我遍历文件，并为三种不同类型的记录中的每一种创建数据帧。我解析这些行并为每个行调用相应的处理函数。返回的序列将追加到该文件的该record_type的最终数据帧中。处理文件后，三个数据帧将另存为 CSV，然后从下一个文件开始。

问题是这种方法花费的时间太长，我需要数周时间才能处理所有文件。

我试图通过使用多处理（我没有很多经验）来修改我的方法，如下所示：

     with ThreadPoolExecutor(max_workers=30) as executor:
          futures = [executor.submit(process_file, file) for file in file_list]

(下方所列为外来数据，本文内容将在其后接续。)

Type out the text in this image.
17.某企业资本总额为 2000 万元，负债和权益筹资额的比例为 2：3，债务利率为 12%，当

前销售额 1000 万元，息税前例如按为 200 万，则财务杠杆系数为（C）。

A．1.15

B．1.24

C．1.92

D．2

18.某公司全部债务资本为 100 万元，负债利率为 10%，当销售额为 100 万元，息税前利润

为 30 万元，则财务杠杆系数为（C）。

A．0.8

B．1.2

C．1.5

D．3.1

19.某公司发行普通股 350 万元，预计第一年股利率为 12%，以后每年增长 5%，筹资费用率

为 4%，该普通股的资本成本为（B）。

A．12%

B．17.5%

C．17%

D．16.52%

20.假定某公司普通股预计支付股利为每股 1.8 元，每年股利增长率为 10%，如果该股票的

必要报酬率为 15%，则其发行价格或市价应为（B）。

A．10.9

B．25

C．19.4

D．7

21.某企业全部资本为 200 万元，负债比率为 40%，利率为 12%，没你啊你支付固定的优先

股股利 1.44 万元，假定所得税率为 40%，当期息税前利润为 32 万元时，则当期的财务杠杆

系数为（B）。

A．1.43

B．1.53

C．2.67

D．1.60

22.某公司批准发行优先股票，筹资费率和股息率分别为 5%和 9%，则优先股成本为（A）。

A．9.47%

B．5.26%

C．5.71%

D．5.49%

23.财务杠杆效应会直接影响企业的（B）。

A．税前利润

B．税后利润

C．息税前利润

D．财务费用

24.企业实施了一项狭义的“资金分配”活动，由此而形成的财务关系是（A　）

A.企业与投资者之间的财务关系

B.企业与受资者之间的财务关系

在一些日志记录打印语句中，我可以看到这开始了对 30 个文件的处理，但没有一个文件完成，所以我至少知道我的方法有缺陷。谁能解释一下解决这个问题的最佳方法是什么？也许是多处理和异步的某种组合？

python csv io 多处理

答：

0赞 ShadowRanger 5/17/2022 #1

你有两个大问题：

您将整个输入文件加载到内存中，在内存中生成整个结果，然后一次写入整个输出文件。这意味着，如果您有 30 个工作线程并行运行，则需要与 30 个（自我描述的）大文件成比例的内存。您将所有数据存储两倍，一次是返回的行，另一次是返回的行，另一次是存储在三个 s 之一中;如果您使用了没有执行程序的代码，并且只是更改了：liststrf.readlines()DataFrame
```
      data=f.readlines()
      for line in data:
```
自：
```
      for line in f:
```
您可以立即将内存使用量减少大约一半，这（可能）足以阻止页面抖动。也就是说，您仍然会使用与文件大小成比例的内存来存储 s，因此，如果您并行化代码，您将恢复抖动，如果文件足够大，即使没有并行性，也可能会继续抖动。DataFrame
你对每一行都使用，IIRC，for s 是画家 Schlemiel 算法的一种形式：每行都制作一个全新的，将旧内容的全部内容加上少量的新数据复制到新数据中，随着现有数据变大，工作时间越来越长;本应摊销的工作变成了工作。.appendDataFrameappendDataFrameDataFrameDataFrameO(n)O(n**2)

在这两者之间，您使用的内存比需要的要多得多，并且对重复的附加执行大量不必要的繁忙工作。并行性可能有助于更快地完成繁忙的工作，但作为交换，它会将您的内存需求增加 30 倍;很有可能，你没有那么多的 RAM（如果这些文件真的很大，你可能没有足够的 RAM 来容纳其中一个文件），并且你最终会进行页面抖动（将内存写入 pagefile/swap 文件以为其他东西腾出空间，按需读取它，并经常丢弃在你完成之前分页的内存，使内存访问与磁盘性能挂钩，这比 RAM 访问慢几个数量级）。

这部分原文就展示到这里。